Event Date: October 29, 2020 16:15
Semi-Structured Deep Distributional Regression
SFB876 & DoDSc guest
Abstract:
Semi-Structured Deep Distributional Regression (SDDR) is a unified network architecture for deep distributional regression in which entire distributions can be learned in a general framework of interpretable regression models and deep neural networks. The approach combines advanced statistical models and deep neural networks within a unifying network, contrasting previous approaches that embed the neural network part as a predictor in an additive regression model. To avoid identifiability issues between different model parts, an orthogonalization cell projects the deep neural network part into the orthogonal complement of the statistical model predictor, facilitating both estimation and interpretability in high-dimensional settings. The framework is implemented in an R software package based on TensorFlow and provides a formula user interface to specify the models based on the linear predictors. In the second part of the talk, models in which tasks are represented as direct acyclic graphs (DAGs) are considered, and methods for guaranteeing both timing constraints and memory feasibility are presented.

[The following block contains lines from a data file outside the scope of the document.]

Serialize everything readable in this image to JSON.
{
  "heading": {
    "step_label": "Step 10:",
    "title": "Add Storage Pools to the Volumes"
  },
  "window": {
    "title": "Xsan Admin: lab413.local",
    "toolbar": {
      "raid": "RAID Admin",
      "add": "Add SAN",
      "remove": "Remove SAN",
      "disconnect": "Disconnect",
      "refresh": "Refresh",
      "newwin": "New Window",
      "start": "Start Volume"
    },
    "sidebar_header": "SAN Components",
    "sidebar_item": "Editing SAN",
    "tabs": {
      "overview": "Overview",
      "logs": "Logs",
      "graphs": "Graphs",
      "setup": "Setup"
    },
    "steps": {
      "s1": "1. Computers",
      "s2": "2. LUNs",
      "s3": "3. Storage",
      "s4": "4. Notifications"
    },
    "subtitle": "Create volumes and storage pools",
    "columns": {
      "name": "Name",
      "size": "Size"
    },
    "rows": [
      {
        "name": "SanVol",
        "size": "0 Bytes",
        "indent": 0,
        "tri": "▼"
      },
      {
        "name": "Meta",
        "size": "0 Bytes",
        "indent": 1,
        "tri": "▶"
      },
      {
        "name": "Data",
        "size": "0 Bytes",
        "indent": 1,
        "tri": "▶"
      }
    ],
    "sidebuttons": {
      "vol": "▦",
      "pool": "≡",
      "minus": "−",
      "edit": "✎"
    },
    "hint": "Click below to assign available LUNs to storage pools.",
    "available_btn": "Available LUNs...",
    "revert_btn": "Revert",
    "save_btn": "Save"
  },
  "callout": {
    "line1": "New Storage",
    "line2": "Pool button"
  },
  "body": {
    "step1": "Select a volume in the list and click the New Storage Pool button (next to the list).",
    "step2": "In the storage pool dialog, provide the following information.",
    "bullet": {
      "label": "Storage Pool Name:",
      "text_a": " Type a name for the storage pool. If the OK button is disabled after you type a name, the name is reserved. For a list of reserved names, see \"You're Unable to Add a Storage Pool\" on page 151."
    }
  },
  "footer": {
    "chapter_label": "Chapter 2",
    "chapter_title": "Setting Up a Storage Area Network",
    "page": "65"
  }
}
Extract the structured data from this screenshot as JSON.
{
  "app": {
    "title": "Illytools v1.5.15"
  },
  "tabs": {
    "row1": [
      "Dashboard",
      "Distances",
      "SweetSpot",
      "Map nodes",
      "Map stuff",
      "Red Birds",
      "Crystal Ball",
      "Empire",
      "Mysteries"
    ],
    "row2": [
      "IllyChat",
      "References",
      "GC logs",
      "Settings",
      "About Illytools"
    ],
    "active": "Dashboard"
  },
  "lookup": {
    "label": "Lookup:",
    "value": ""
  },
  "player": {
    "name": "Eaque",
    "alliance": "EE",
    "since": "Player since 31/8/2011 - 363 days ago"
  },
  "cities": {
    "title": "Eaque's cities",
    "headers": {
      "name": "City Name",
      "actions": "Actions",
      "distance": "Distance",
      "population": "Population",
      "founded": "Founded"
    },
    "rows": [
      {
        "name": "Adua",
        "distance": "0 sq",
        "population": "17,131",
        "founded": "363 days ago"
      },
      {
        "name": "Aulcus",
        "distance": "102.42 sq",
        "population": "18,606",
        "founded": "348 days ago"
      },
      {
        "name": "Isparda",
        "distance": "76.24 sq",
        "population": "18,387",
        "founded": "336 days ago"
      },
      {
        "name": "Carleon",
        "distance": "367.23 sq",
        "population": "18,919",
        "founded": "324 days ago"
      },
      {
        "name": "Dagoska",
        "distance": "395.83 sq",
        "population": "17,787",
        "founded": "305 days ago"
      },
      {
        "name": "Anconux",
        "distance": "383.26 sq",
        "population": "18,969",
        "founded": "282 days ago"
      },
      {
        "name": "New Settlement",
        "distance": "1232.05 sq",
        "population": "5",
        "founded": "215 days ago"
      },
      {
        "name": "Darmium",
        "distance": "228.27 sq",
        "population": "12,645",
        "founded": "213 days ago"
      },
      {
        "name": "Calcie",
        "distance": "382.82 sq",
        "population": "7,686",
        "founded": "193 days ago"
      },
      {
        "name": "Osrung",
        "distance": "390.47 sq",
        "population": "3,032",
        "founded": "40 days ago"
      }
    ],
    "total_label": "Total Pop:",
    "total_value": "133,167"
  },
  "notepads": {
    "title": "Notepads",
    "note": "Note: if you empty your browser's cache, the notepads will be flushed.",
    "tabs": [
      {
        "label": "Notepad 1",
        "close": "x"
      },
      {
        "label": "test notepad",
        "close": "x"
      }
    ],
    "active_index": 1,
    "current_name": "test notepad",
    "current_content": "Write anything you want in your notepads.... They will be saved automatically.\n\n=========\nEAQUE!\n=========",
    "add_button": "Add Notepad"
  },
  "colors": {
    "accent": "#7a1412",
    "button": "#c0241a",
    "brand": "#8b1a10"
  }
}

In particular, solutions for bounding the worst-case memory space requirement for parallel tasks running on multi-core platforms with scratchpad memories are discussed.
Short bio:
Dr. David Rügamer is a lecturer and postdoctoral research fellow at the chair of Statistical Learning and Data Science (Prof. Bischl), Department of Statistics, LMU Munich, where he also leads two research subgroups on machine learning and deep learning. Before joining the chair, he has worked as Senior Data Science in the industry with focus on data engineering and deep learning research. From 2014 to 2018 he did his PhD under the supervision of Prof. Dr. Sonja Greven and was partly funded by the Emmy Noether project ‘Statistical Methods for Longitudinal Functional Data’.